In 2009, Oprah Winfrey selected Akpan's work as her 63rd book club choice. Oprah said that Say You're One of Them "left [her] stunned and profoundly moved."

The success of his book enabled Akpan to have numerous writing fellowships in the United States. Between 2010 and 2017, he was a Fellow at the Black Mountain Institute (University of Nevada, Las Vegas); Institute for the Humanities (University of Michigan, Ann Arbor); Yaddo (Saratoga Springs, New York); the Cullman Center of New York Public Library (NYC, New York); and the Hank Center for Catholic Intellectual Heritage (Loyola University Chicago, 2017).

Akpan now teaches in the University of Florida's writing program.

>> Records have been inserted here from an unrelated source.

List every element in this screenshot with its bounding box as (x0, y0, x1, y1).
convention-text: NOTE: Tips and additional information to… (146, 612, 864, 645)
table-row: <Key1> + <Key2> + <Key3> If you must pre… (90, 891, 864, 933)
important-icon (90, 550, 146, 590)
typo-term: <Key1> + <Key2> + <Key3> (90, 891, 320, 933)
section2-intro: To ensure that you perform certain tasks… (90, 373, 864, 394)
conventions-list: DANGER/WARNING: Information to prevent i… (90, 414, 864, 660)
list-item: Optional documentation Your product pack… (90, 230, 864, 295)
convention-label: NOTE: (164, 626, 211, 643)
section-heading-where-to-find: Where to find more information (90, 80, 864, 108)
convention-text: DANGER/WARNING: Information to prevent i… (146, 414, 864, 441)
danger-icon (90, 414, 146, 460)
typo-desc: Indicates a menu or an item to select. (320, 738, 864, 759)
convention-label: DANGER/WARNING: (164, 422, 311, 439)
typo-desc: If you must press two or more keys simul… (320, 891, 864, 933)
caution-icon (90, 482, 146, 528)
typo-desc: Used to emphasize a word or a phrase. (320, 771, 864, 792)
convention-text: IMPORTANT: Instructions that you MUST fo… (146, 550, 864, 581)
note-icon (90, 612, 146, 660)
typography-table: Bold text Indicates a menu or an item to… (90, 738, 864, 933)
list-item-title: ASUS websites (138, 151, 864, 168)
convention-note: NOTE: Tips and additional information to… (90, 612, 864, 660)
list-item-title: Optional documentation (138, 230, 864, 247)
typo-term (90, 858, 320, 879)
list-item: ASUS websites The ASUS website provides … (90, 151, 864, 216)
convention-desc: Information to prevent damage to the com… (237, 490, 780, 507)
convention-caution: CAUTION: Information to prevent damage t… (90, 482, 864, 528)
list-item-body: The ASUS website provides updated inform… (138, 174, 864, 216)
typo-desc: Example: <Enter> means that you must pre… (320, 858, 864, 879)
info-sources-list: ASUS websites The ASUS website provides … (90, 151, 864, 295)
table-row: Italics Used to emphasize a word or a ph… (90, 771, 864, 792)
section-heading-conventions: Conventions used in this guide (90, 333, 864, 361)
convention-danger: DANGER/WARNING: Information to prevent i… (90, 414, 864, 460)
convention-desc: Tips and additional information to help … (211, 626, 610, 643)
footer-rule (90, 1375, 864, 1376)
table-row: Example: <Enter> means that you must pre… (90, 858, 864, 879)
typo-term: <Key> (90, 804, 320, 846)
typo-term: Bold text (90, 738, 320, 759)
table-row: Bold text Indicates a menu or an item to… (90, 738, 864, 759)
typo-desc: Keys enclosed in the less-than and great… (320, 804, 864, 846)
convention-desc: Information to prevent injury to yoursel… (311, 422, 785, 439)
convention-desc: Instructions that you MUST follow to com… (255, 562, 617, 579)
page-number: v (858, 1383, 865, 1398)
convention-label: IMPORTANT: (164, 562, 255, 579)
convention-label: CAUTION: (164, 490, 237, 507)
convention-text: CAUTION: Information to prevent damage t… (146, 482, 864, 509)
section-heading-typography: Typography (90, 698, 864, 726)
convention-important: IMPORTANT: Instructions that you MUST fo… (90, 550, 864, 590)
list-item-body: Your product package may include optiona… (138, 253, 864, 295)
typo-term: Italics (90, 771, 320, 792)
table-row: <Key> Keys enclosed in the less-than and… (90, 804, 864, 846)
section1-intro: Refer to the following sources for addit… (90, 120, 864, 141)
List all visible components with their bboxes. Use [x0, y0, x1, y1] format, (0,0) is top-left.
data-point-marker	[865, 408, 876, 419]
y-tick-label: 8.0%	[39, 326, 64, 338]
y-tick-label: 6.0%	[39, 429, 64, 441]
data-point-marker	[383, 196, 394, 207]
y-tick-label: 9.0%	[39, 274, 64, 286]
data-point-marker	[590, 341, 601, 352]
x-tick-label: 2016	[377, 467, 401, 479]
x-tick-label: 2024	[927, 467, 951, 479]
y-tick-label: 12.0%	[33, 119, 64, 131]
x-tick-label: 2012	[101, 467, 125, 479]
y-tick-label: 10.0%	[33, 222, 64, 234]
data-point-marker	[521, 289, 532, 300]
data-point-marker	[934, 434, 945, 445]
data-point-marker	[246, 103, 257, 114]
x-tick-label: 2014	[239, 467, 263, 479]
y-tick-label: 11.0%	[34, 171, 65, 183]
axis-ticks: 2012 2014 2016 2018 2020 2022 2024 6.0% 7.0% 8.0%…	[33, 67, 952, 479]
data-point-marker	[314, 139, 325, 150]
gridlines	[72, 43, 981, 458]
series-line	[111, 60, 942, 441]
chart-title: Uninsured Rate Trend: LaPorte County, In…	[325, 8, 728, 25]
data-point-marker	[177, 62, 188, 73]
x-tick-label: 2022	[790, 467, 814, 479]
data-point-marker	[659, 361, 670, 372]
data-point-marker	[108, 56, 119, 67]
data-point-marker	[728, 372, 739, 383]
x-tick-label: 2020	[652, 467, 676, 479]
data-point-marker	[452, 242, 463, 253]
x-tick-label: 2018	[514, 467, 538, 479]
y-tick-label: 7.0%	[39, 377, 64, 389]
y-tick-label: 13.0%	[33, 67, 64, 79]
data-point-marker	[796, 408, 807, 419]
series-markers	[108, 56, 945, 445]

He published his second book, the debut novel New York, My Village (2021), with W. W. Norton.

==Works==
- "Say You're One of Them" (2008)
- New York My Village. W. W. Norton, Nov 2021. ISBN 978-0-393-88142-4

== Awards ==
- Commonwealth Writers' Prize
- PEN Open Book Award
- Hurston/Wright Legacy Award
- Finalist for the Dayton Literary Peace Prize in the Fiction Category
- Finalist for the Los Angeles Times Seidenbaum Award for First Fiction
- Nominated for the Guardian First Book Award
- Nominated for the Caine Prize for African Writing

==Representation in other media==
Singer/songwriter Angélique Kidjo was inspired by Akpan's first book to write the song "Agbalagba". It became a global hit.